BJAK is looking for an MLOps Engineer focused on building and scaling impactful AI solutions. In this role, you will run and optimize state-of-the-art open-source models, ensuring they are safe, trustworthy, and performant at scale. You will collaborate closely with cross-functional teams across product, engineering, operations, infrastructure, and data.
What You'll Do
- Run and manage open-source models efficiently, optimizing for cost and reliability.
- Ensure high performance and stability across GPU, CPU, and memory resources.
- Monitor and troubleshoot model inference to maintain low latency and high throughput.
- Collaborate with engineers to implement scalable and reliable model serving solutions.
What We're Looking For
- Experience with model serving platforms such as vLLM or HuggingFace TGI.
- Proficiency in GPU orchestration using tools like Kubernetes, Ray, Modal, RunPod, or LambdaLabs.
- Ability to monitor latency, costs, and scale systems efficiently with traffic demands.
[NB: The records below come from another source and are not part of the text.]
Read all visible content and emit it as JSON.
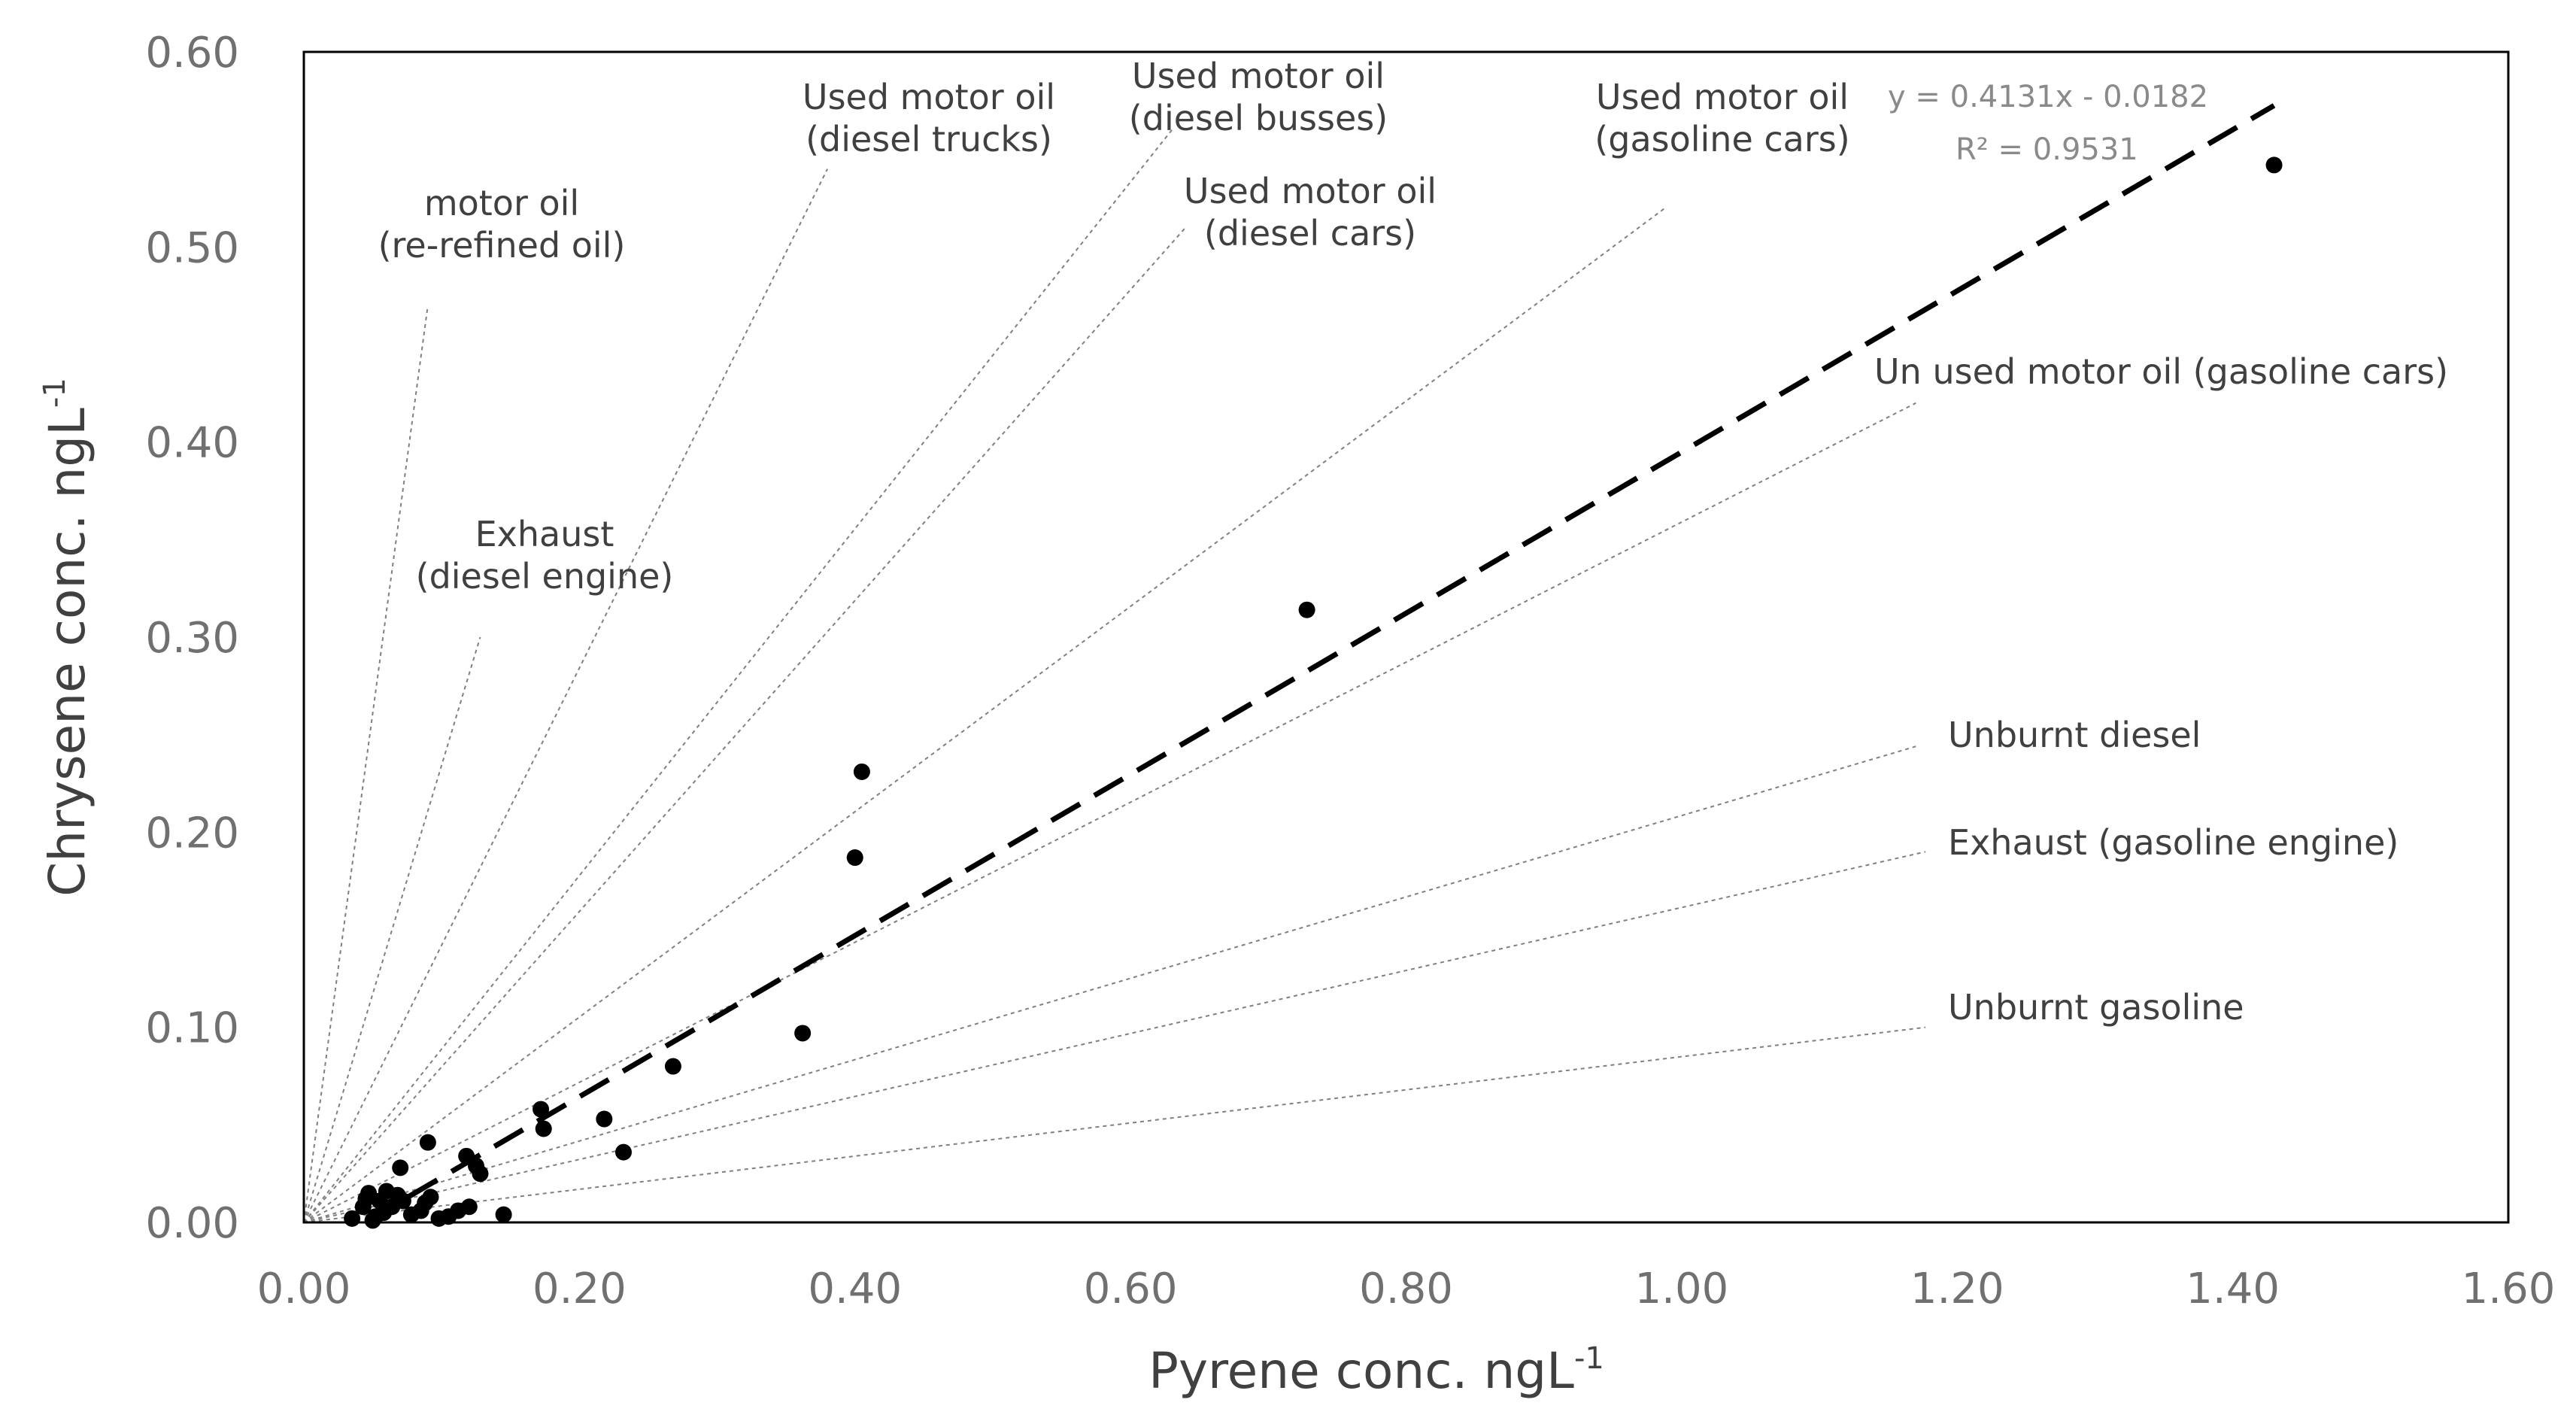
{
  "chart_data": {
    "type": "scatter",
    "title": "",
    "xlabel": "Pyrene conc. ngL",
    "xlabel_superscript": "-1",
    "ylabel": "Chrysene conc. ngL",
    "ylabel_superscript": "-1",
    "xlim": [
      0,
      1.6
    ],
    "ylim": [
      0,
      0.6
    ],
    "x_ticks": [
      "0.00",
      "0.20",
      "0.40",
      "0.60",
      "0.80",
      "1.00",
      "1.20",
      "1.40",
      "1.60"
    ],
    "y_ticks": [
      "0.00",
      "0.10",
      "0.20",
      "0.30",
      "0.40",
      "0.50",
      "0.60"
    ],
    "grid": false,
    "points": [
      {
        "x": 1.43,
        "y": 0.542
      },
      {
        "x": 0.728,
        "y": 0.314
      },
      {
        "x": 0.405,
        "y": 0.231
      },
      {
        "x": 0.4,
        "y": 0.187
      },
      {
        "x": 0.362,
        "y": 0.097
      },
      {
        "x": 0.268,
        "y": 0.08
      },
      {
        "x": 0.232,
        "y": 0.036
      },
      {
        "x": 0.218,
        "y": 0.053
      },
      {
        "x": 0.172,
        "y": 0.058
      },
      {
        "x": 0.174,
        "y": 0.048
      },
      {
        "x": 0.145,
        "y": 0.004
      },
      {
        "x": 0.128,
        "y": 0.025
      },
      {
        "x": 0.125,
        "y": 0.029
      },
      {
        "x": 0.118,
        "y": 0.034
      },
      {
        "x": 0.12,
        "y": 0.008
      },
      {
        "x": 0.112,
        "y": 0.006
      },
      {
        "x": 0.105,
        "y": 0.003
      },
      {
        "x": 0.098,
        "y": 0.002
      },
      {
        "x": 0.09,
        "y": 0.041
      },
      {
        "x": 0.092,
        "y": 0.013
      },
      {
        "x": 0.088,
        "y": 0.01
      },
      {
        "x": 0.085,
        "y": 0.006
      },
      {
        "x": 0.078,
        "y": 0.004
      },
      {
        "x": 0.07,
        "y": 0.028
      },
      {
        "x": 0.072,
        "y": 0.011
      },
      {
        "x": 0.068,
        "y": 0.014
      },
      {
        "x": 0.064,
        "y": 0.008
      },
      {
        "x": 0.06,
        "y": 0.016
      },
      {
        "x": 0.058,
        "y": 0.005
      },
      {
        "x": 0.055,
        "y": 0.011
      },
      {
        "x": 0.052,
        "y": 0.003
      },
      {
        "x": 0.05,
        "y": 0.001
      },
      {
        "x": 0.047,
        "y": 0.015
      },
      {
        "x": 0.045,
        "y": 0.012
      },
      {
        "x": 0.043,
        "y": 0.008
      },
      {
        "x": 0.035,
        "y": 0.002
      }
    ],
    "trendline": {
      "slope": 0.4131,
      "intercept": -0.0182,
      "x_range": [
        0.045,
        1.43
      ],
      "style": "dashed",
      "equation": "y = 0.4131x - 0.0182",
      "r_squared": "R² = 0.9531"
    },
    "reference_lines": [
      {
        "label_lines": [
          "motor oil",
          "(re-refined oil)"
        ],
        "x2": 0.09,
        "y2": 0.47
      },
      {
        "label_lines": [
          "Exhaust",
          "(diesel engine)"
        ],
        "x2": 0.128,
        "y2": 0.3
      },
      {
        "label_lines": [
          "Used motor oil",
          "(diesel trucks)"
        ],
        "x2": 0.38,
        "y2": 0.54
      },
      {
        "label_lines": [
          "Used motor oil",
          "(diesel busses)"
        ],
        "x2": 0.63,
        "y2": 0.56
      },
      {
        "label_lines": [
          "Used motor oil",
          "(diesel cars)"
        ],
        "x2": 0.64,
        "y2": 0.51
      },
      {
        "label_lines": [
          "Used motor oil",
          "(gasoline cars)"
        ],
        "x2": 0.988,
        "y2": 0.52
      },
      {
        "label_lines": [
          "Un used motor oil (gasoline cars)"
        ],
        "x2": 1.17,
        "y2": 0.42
      },
      {
        "label_lines": [
          "Unburnt diesel"
        ],
        "x2": 1.17,
        "y2": 0.244
      },
      {
        "label_lines": [
          "Exhaust (gasoline engine)"
        ],
        "x2": 1.177,
        "y2": 0.19
      },
      {
        "label_lines": [
          "Unburnt gasoline"
        ],
        "x2": 1.177,
        "y2": 0.1
      }
    ],
    "colors": {
      "points": "#000000",
      "trendline": "#000000",
      "reference_lines": "#808080",
      "frame": "#000000"
    }
  }
}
- Experience setting up inference endpoints for backend engineers.
Technical Stack
- vLLM, HuggingFace TGI
- Kubernetes, Ray, Modal, RunPod, LambdaLabs
Team & Environment
You will work in a flat structure, collaborating closely with regional teams across product, engineering, operations, infrastructure, and data.
Benefits & Compensation
- Health, dental & vision insurance.
- Global travel insurance (for you & your dependents).
- Unlimited, flexible time off.
- Housing rental subsidies.
- Quality company cafeteria.
- Overtime meals.
Work Mode
This is a hybrid role. It is a global position, with the company headquarters located in Malaysia.
BJAK values speed, clarity, and relentless ownership. Our high-density, high-performance team is focused on high-quality work and global impact.